Abstract: In the modern age of Machine Learning, the importance of high-quality, accurately labeled data cannot be overstated. This presentation introduces how to create high-quality, annotated datasets for training Machine Learning (ML) models. In this tutorial, we will use Label Studio, an open-source, multi-type data labeling tool, to explore common methods for annotating raw datasets, including both human and automated labeling techniques.
This hands-on session caters to data scientists, ML engineers, and AI enthusiasts seeking to enhance their understanding of data labeling tools and practices. The insights shared will equip attendees to effectively manage their annotation projects, improve the accuracy of their ML models, and prepare for the forthcoming trends in data annotation.
We will start with a high-level overview of organizing your labeling project, including tips on preprocessing data. We will then give an introduction to building an annotation interface with Label Studio’s interface and demonstrate the annotation workflow, including how to incorporate multiple annotators to improve labeling accuracy. Moving on to more advanced topics, we will demonstrate how you can incorporate machine learning into the labeling process through several different processes including automated pre-labeling, interactive labeling, and active learning. Finally, we will explore how to use labeling platforms to aid in generative AI workflows, including preparing data for targeted retraining and evaluating the effectiveness of LLM prompts.
Through this presentation, we aim to make the phrase “Garbage in, Garbage out” a thing of the past in machine learning by illuminating the path from raw data to refined ML outputs.
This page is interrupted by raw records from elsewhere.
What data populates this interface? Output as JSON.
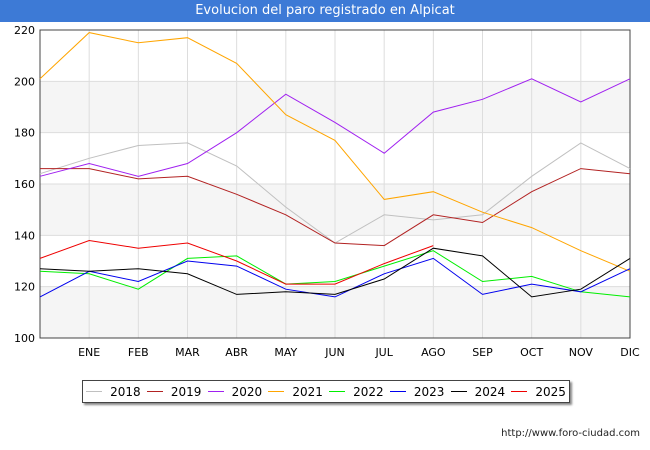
{
  "header": {
    "title": "Evolucion del paro registrado en Alpicat"
  },
  "source_text": "http://www.foro-ciudad.com",
  "chart_data": {
    "type": "line",
    "title": "Evolucion del paro registrado en Alpicat",
    "xlabel": "",
    "ylabel": "",
    "ylim": [
      100,
      220
    ],
    "yticks": [
      100,
      120,
      140,
      160,
      180,
      200,
      220
    ],
    "grid": true,
    "legend_position": "bottom",
    "categories": [
      "",
      "ENE",
      "FEB",
      "MAR",
      "ABR",
      "MAY",
      "JUN",
      "JUL",
      "AGO",
      "SEP",
      "OCT",
      "NOV",
      "DIC"
    ],
    "series": [
      {
        "name": "2018",
        "color": "#c0c0c0",
        "values": [
          164,
          170,
          175,
          176,
          167,
          151,
          137,
          148,
          146,
          148,
          163,
          176,
          166
        ]
      },
      {
        "name": "2019",
        "color": "#b22222",
        "values": [
          166,
          166,
          162,
          163,
          156,
          148,
          137,
          136,
          148,
          145,
          157,
          166,
          164
        ]
      },
      {
        "name": "2020",
        "color": "#a020f0",
        "values": [
          163,
          168,
          163,
          168,
          180,
          195,
          184,
          172,
          188,
          193,
          201,
          192,
          201
        ]
      },
      {
        "name": "2021",
        "color": "#ffa500",
        "values": [
          201,
          219,
          215,
          217,
          207,
          187,
          177,
          154,
          157,
          149,
          143,
          134,
          126
        ]
      },
      {
        "name": "2022",
        "color": "#00ee00",
        "values": [
          126,
          125,
          119,
          131,
          132,
          121,
          122,
          128,
          134,
          122,
          124,
          118,
          116
        ]
      },
      {
        "name": "2023",
        "color": "#0000ee",
        "values": [
          116,
          126,
          122,
          130,
          128,
          119,
          116,
          125,
          131,
          117,
          121,
          118,
          127
        ]
      },
      {
        "name": "2024",
        "color": "#000000",
        "values": [
          127,
          126,
          127,
          125,
          117,
          118,
          117,
          123,
          135,
          132,
          116,
          119,
          131
        ]
      },
      {
        "name": "2025",
        "color": "#ee0000",
        "values": [
          131,
          138,
          135,
          137,
          130,
          121,
          121,
          129,
          136,
          null,
          null,
          null,
          null
        ]
      }
    ]
  }
}
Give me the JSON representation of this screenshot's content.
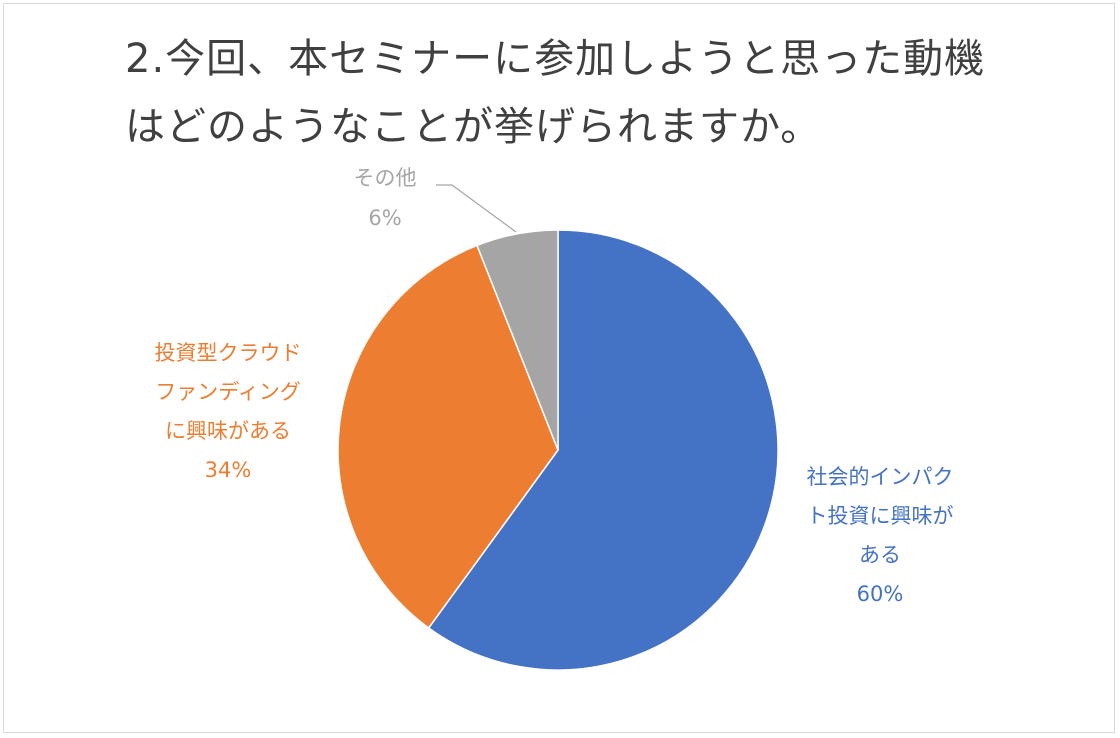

Prerequisites for this talk include: a laptop with a minimum 16GB of memory and Docker Desktop installed. Alternatively, participants may use Hugging Face Spaces to host their Label Studio and machine learning environments.
Bio: Chris Hoge is the Head of Community for HumanSignal, where he is helping to grow the Label Studio community. He has spent over a decade working in open source machine learning and infrastructure communities, including Apache TVM, Kubernetes, and OpenStack. He has an M.S. in Applied Mathematics from the University of Colorado, with an emphasis on using high-performance numerical methods for simulating physical systems. He makes his home in the Pacific Northwest, where he spends his free time trail running and playing piano.